However, in the case of those who are obliged to seek for parochial aid, the domestic impediments to the institution of a public officer to inspect the condition of their lunatic relatives, could not be suffered to operate.

Now the principle of requiring a compulsory return and visitation of all insane persons confined in their own homes or in lodgings, is not new. The Belgian Lunacy Commissioners recommended in their Report on the amelioration of the Lunacy Laws, in 1842, that no person should be confined in his own home, excepting after an examination by two physicians, and a certificate from them of the necessity of the restraint upon his liberty. The certificate was to be handed to the “juge de paix,” who might order other visits; and if dissatisfied with the arrangements for the care and treatment of the patient, might require others to be entered into.
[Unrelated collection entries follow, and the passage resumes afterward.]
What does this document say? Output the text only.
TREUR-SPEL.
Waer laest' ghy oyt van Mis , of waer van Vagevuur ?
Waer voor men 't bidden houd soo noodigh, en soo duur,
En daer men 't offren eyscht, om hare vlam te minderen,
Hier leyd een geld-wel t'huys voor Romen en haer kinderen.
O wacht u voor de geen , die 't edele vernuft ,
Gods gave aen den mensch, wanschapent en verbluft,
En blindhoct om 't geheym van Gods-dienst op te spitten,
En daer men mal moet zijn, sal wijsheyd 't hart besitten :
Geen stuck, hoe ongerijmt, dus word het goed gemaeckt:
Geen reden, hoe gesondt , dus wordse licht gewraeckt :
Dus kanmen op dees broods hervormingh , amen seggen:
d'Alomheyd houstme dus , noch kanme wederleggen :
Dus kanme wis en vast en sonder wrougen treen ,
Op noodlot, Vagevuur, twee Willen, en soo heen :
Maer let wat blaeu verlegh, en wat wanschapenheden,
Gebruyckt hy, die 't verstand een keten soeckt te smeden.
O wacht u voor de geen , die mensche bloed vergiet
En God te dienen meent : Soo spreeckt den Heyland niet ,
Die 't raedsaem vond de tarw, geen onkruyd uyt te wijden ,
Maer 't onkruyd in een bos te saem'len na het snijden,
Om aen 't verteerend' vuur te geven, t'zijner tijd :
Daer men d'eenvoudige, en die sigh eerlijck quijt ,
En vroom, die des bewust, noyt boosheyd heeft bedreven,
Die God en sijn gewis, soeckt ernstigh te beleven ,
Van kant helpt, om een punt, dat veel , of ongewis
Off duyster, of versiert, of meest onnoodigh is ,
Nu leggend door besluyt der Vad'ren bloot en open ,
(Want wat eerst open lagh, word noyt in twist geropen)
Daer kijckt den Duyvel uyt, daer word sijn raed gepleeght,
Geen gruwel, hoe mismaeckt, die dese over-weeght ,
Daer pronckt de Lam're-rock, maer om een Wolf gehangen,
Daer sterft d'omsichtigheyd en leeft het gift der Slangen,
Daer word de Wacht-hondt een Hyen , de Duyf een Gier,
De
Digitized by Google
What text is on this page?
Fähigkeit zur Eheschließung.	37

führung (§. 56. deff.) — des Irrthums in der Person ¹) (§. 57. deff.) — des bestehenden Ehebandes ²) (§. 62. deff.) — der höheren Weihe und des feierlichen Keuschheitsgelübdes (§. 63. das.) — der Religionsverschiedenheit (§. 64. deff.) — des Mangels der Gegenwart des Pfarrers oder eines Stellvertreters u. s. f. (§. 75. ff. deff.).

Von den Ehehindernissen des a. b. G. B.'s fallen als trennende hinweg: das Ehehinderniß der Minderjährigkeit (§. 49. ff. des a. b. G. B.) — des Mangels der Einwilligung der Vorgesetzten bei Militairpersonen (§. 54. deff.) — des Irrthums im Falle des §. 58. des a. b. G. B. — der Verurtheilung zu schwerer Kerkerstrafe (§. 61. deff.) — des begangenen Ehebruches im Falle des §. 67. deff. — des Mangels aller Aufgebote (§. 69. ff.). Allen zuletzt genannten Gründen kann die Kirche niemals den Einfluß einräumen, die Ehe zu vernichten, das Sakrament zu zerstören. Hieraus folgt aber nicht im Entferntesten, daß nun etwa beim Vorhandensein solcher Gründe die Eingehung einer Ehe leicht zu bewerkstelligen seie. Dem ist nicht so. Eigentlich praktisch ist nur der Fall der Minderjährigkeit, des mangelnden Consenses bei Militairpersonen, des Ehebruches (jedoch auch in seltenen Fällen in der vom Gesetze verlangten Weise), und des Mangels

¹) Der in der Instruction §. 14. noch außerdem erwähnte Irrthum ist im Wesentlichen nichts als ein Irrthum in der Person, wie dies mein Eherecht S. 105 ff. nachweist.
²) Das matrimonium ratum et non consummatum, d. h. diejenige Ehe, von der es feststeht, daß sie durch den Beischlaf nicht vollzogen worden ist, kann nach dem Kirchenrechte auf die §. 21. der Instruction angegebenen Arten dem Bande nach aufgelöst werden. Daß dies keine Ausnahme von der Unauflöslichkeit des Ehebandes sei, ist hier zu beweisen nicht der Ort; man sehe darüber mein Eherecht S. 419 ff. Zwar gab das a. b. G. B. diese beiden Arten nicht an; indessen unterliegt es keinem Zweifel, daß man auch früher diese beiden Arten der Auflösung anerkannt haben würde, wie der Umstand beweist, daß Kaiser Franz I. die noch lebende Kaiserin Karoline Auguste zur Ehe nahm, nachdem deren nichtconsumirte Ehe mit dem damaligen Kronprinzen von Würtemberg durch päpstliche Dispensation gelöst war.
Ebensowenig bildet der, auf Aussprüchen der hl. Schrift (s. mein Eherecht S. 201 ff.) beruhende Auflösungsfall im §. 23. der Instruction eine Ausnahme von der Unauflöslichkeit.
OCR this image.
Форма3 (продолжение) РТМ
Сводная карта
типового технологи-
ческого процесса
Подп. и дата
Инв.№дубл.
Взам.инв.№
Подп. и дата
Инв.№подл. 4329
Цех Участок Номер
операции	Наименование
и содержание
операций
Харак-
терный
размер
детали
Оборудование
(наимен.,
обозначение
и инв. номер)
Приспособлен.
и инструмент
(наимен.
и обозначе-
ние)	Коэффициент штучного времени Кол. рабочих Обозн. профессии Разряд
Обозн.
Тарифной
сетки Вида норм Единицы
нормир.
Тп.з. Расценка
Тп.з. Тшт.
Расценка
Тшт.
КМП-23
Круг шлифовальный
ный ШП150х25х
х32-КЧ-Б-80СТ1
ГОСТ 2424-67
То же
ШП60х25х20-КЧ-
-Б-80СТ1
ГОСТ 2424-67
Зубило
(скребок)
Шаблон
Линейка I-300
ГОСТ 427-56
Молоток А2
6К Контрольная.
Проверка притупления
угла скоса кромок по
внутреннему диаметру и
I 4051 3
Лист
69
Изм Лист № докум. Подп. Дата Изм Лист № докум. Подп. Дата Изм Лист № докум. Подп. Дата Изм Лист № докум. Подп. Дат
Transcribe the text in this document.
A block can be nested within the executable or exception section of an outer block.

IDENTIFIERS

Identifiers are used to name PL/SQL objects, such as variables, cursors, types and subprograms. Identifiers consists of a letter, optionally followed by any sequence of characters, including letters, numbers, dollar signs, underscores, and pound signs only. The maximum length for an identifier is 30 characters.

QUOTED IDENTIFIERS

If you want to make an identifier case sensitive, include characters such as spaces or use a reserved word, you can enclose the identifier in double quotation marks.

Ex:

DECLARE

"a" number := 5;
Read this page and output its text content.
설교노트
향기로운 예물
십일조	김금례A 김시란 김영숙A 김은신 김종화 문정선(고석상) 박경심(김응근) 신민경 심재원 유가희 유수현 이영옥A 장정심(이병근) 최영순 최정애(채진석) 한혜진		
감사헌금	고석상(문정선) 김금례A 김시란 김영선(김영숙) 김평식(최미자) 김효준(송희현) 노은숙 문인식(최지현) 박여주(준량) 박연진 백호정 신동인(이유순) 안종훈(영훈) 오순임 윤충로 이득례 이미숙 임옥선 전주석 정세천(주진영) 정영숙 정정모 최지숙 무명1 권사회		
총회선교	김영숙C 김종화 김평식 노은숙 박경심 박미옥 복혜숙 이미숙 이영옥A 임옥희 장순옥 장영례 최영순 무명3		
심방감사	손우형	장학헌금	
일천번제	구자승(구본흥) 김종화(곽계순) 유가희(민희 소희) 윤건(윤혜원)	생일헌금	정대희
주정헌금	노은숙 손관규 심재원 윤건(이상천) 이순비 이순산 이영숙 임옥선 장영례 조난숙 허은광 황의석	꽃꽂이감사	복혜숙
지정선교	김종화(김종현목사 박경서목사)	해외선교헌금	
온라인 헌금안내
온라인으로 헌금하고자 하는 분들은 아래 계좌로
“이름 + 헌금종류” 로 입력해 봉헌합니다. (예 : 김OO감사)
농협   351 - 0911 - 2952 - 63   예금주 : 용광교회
The family medical man was likewise charged, under a penalty for non-performance, to send in a quarterly report of the state and condition of the patient.

With the same object in view of obviating abuses in the domiciliary treatment of the insane, M. Bonacossa, the chief physician of the Turin Asylum, proposed the following clause to the Sardinian Lunacy Code: – “That, as patients are often kept in confinement in their own homes or in the houses of private persons to their detriment, it shall be made imperative on all individuals retaining an insane person in their house, to report the fact to the syndic of the commune, or to the intendant of the province.”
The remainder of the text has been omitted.